Gabriel’s first passion is travel (she’s planning an adventure to Southern Africa in the fall) where she wanders cities “stumbling into the unexpected or the ordinary” and indulges a penchant for collecting: Kilim rugs from Turkey, tapestries from India, and folk art from Mexico. She feels drawn to work that is rooted in place and crafted objects used as vessels for cultural storytelling. Currently, that reference point is traditional, functional woven fish traps used in Indigenous cultures.
“The impulse to embellish everyday and ritual objects feels like a fundamental expression of our humanity. I see my work as a continuation of this expression, a marker in our contemporary story,” she said.
This year, Gabriel is also developing patterns inspired by textile structures, chain-link construction, and small details found in the natural and built environments. Using a single building block and repetition, she is experimenting with new constructions while focusing on celebrating subtle traces of hand mark-making.
While Gabriel is always keeping purity and the beauty of simplicity top of mind, she is creating rich complexity within elemental forms. In this way, she has been working on new pieces that highlight contrast and tension while referencing vernacular and industrial architecture (such as grain soils and water towers) for their austere formal beauty as a jumping off point for sculpture studies. This is evidenced in her recent piece, Round House.
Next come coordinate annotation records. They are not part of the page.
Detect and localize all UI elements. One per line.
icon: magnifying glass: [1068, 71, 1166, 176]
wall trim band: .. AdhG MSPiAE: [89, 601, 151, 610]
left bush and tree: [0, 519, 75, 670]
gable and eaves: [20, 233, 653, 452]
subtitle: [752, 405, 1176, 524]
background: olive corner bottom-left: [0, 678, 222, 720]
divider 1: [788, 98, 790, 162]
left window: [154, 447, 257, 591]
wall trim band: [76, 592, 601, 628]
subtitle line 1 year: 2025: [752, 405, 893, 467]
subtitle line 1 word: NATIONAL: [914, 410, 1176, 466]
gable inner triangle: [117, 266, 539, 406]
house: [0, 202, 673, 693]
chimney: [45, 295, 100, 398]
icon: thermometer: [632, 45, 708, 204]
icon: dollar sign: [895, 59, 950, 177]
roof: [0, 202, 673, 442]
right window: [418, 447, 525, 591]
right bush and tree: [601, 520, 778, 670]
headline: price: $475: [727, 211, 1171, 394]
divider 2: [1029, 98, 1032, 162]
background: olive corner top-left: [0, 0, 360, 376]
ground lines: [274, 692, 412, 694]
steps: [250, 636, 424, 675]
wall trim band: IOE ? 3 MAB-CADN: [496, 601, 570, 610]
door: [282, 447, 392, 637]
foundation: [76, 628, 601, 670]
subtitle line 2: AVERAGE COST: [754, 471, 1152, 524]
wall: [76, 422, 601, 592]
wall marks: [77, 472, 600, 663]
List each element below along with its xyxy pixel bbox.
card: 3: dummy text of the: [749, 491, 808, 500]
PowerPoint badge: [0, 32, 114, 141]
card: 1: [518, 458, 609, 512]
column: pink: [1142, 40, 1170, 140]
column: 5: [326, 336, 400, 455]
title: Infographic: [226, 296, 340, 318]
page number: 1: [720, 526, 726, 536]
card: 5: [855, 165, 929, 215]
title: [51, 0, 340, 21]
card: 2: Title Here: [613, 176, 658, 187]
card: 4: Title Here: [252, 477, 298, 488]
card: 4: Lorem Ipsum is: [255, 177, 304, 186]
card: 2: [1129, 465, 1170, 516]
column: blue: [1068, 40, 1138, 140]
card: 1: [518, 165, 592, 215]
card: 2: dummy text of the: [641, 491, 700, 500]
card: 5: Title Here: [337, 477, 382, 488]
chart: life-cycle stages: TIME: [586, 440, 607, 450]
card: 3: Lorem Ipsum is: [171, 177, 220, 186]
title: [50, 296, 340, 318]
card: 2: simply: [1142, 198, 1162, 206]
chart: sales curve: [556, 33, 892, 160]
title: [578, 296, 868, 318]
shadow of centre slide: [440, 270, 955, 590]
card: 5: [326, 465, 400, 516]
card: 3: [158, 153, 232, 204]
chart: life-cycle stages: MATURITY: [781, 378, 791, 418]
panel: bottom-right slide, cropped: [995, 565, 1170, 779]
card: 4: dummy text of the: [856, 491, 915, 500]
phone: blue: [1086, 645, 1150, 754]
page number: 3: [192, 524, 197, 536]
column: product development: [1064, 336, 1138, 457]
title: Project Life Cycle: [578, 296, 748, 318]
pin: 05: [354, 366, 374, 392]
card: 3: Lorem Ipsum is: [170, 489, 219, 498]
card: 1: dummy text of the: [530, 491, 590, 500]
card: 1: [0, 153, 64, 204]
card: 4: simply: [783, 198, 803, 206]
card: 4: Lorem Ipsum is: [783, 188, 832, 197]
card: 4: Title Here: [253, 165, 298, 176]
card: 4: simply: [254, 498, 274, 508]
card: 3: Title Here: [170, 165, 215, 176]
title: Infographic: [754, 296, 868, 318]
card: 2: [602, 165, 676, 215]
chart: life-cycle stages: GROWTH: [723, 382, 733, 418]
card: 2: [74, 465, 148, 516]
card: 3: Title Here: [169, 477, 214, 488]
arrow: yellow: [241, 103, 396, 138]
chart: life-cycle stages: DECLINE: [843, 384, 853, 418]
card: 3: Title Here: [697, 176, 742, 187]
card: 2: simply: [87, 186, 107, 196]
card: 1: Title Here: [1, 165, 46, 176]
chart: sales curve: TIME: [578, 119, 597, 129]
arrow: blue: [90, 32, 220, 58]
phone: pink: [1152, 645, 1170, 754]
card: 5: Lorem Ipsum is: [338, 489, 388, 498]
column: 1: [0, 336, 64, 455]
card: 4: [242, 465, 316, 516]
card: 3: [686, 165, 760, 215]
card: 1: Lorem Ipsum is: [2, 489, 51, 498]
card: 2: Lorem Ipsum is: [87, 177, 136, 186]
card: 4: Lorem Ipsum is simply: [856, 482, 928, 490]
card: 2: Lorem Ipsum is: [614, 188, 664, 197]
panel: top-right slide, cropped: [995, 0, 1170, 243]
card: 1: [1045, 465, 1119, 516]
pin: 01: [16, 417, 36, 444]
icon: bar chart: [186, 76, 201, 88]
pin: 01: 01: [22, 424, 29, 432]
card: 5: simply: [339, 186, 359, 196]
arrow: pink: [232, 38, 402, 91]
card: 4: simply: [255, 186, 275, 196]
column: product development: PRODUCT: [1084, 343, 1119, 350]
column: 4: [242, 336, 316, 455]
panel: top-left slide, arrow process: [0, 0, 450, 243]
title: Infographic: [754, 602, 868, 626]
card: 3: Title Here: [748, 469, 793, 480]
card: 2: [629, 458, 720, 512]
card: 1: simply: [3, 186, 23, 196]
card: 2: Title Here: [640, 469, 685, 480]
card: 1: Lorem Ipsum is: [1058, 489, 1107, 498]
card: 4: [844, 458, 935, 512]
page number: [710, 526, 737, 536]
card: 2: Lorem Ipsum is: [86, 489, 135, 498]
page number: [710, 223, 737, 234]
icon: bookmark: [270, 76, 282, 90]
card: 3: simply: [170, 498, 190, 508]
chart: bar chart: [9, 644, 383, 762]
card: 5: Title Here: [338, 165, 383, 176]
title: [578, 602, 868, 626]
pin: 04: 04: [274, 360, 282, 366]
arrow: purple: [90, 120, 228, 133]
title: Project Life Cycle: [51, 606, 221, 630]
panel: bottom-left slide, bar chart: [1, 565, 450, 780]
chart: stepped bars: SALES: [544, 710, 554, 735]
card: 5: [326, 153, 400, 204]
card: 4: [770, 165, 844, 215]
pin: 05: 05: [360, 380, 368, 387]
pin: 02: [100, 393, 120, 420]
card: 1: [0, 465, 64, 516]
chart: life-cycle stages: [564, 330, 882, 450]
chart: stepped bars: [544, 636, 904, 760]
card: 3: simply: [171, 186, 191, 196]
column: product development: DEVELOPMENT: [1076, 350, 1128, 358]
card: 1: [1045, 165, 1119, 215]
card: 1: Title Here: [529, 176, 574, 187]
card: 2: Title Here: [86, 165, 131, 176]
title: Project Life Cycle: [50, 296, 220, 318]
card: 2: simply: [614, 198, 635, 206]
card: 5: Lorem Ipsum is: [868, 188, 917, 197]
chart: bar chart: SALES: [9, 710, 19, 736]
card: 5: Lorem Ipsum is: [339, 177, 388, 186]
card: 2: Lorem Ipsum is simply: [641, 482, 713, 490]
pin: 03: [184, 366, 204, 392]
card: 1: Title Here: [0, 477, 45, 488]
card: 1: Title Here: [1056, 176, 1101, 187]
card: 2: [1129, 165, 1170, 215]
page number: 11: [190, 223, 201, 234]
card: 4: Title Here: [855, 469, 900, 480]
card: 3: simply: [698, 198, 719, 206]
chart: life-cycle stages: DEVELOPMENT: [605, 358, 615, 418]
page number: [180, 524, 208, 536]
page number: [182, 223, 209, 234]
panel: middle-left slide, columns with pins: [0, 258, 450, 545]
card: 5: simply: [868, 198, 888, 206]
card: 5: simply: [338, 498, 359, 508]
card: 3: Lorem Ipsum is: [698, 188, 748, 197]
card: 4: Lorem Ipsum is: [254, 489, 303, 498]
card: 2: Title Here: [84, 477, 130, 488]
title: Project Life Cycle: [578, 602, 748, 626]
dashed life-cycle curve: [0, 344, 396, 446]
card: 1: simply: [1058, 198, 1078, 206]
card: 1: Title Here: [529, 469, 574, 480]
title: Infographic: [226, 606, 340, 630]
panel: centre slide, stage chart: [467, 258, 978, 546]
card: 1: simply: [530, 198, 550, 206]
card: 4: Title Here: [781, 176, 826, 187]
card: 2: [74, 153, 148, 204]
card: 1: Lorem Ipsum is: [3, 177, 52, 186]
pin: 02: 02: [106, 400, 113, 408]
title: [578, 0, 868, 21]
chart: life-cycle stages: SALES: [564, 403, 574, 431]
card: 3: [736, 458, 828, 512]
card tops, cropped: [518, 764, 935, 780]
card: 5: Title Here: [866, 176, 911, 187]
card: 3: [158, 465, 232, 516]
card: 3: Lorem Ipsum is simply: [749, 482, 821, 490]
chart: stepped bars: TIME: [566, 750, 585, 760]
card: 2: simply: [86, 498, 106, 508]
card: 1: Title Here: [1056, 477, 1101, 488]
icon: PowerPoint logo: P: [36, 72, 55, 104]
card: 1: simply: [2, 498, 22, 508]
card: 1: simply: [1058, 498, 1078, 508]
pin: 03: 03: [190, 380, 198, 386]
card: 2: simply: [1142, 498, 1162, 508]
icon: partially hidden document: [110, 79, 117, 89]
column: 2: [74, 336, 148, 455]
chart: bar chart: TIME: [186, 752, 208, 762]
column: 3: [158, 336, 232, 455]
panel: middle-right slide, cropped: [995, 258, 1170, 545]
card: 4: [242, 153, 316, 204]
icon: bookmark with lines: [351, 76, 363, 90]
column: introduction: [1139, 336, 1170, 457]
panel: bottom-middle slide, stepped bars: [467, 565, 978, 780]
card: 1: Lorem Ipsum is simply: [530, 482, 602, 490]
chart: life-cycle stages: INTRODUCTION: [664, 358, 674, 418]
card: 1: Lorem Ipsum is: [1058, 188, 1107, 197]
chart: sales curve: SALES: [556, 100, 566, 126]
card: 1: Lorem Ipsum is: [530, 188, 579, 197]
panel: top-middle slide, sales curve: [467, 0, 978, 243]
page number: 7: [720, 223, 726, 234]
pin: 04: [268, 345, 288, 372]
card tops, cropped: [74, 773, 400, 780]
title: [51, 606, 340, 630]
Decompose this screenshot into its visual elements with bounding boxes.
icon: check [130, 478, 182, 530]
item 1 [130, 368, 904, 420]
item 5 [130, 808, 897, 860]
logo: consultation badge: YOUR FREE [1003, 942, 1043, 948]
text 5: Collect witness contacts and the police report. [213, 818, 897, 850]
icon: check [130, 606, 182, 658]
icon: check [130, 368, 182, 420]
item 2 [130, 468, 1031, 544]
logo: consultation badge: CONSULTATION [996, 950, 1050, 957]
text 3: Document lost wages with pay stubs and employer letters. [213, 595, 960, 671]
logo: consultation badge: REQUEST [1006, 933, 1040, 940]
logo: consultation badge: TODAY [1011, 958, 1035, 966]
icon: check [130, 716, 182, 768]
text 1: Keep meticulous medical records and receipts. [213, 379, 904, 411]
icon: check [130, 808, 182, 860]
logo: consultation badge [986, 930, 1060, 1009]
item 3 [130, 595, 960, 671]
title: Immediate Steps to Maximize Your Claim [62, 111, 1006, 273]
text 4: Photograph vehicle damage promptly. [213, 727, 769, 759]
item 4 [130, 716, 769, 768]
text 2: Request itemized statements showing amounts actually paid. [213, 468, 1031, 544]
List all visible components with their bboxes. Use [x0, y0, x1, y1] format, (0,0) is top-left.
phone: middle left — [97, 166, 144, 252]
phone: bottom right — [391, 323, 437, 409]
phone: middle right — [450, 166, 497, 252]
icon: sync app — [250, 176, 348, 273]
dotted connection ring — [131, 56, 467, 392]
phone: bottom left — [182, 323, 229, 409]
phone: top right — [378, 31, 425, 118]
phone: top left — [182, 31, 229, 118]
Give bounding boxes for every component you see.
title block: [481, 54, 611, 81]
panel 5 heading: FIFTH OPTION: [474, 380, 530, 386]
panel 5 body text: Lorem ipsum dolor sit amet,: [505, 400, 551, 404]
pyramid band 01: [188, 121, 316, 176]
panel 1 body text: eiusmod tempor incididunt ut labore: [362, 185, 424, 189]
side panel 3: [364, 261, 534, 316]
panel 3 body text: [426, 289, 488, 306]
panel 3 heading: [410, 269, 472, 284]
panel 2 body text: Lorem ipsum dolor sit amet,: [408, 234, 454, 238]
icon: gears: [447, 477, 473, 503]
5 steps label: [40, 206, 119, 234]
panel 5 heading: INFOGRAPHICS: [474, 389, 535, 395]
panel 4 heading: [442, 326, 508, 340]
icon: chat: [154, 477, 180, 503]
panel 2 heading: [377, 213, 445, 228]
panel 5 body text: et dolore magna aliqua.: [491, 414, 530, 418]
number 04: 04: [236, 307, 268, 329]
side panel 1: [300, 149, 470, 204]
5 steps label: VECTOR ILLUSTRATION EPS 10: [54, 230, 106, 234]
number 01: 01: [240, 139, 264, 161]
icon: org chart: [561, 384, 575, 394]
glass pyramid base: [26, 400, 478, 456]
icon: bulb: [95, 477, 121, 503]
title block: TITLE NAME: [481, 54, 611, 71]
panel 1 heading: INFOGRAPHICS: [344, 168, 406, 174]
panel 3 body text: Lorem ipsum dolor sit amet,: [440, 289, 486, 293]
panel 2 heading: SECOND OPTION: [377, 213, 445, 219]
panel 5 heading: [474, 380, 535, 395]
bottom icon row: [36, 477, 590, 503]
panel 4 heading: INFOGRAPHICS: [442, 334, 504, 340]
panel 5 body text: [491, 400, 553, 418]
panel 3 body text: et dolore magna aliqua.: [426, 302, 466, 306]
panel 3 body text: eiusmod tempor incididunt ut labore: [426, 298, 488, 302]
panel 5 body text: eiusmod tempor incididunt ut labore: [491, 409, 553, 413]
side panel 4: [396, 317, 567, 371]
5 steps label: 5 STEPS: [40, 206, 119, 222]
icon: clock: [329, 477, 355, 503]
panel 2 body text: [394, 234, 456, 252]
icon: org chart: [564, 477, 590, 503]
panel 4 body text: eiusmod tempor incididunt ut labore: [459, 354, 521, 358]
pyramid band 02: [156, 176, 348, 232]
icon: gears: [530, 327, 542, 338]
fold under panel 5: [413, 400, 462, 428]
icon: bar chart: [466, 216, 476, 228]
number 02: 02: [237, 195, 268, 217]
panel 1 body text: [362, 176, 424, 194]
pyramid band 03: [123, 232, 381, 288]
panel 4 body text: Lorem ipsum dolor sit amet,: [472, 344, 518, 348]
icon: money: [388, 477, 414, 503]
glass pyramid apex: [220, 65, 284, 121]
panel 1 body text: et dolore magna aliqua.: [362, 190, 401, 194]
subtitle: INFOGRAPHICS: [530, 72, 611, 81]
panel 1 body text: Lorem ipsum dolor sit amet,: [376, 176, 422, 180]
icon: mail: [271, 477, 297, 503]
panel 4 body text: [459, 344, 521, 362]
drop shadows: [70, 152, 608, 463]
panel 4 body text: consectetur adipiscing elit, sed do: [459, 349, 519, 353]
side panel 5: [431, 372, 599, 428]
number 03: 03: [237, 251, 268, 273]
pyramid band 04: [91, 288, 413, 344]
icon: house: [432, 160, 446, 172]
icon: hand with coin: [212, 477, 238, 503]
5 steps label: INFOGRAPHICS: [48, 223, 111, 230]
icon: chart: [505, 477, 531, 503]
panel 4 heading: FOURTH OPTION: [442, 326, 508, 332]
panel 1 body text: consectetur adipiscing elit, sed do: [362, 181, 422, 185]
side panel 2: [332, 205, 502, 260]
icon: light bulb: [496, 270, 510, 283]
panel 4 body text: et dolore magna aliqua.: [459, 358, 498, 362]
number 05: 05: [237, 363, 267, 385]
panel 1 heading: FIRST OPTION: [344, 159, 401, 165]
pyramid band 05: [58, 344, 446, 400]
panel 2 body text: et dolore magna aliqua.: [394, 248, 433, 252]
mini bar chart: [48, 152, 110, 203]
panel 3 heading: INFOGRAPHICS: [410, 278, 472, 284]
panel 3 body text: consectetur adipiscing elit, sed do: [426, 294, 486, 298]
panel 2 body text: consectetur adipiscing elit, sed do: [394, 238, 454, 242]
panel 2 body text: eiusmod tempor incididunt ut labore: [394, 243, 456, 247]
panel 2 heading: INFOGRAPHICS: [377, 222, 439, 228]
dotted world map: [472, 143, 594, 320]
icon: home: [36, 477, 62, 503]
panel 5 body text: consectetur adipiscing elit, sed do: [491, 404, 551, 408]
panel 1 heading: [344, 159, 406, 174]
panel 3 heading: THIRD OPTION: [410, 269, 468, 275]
Recent local exhibitions include Fiber & Fire at Sausalito Center for the Arts; Holding Space: Pattern, Form, Thread, a two-person exhibition at Hugomento in San Francisco; The Crocker Kingsley—A Biennial National Competition at Crocker Museum of Art in Sacramento; and Beyond Color: The Language of Black and White at Bedford Gallery in Walnut Creek.
This spring, Gabriel is included in the group juried exhibition, Overtime 26, at San Francisco’s Center for Architecture + Design, through May 29; the invitational group exhibition, Language of Abstraction, through June 5 at Pence Gallery in Davis; and she will be participating in Marin Open Studios, Weekend 1: May 2 and 3. Additionally, Gabriel will be interviewed on The Potters Cast in April and she is considering teaching a workshop sometime this year.
Ceramic sculptor Karyn Gabriel continues her inquiry into creating quiet but complex forms in clay, born not only from a complementary architectural career that reveals two sides to a single coin, but through a deep connection to nature and time-tested traditions. As she does so, she invites viewers of her work to come along with her; to pause, slow down, and linger with curiosity.
“Chaos and noise are a constant in our lives. I hope my work offers a moment of calm and, dare I say, even an opportunity to celebrate our capacity for creativity.”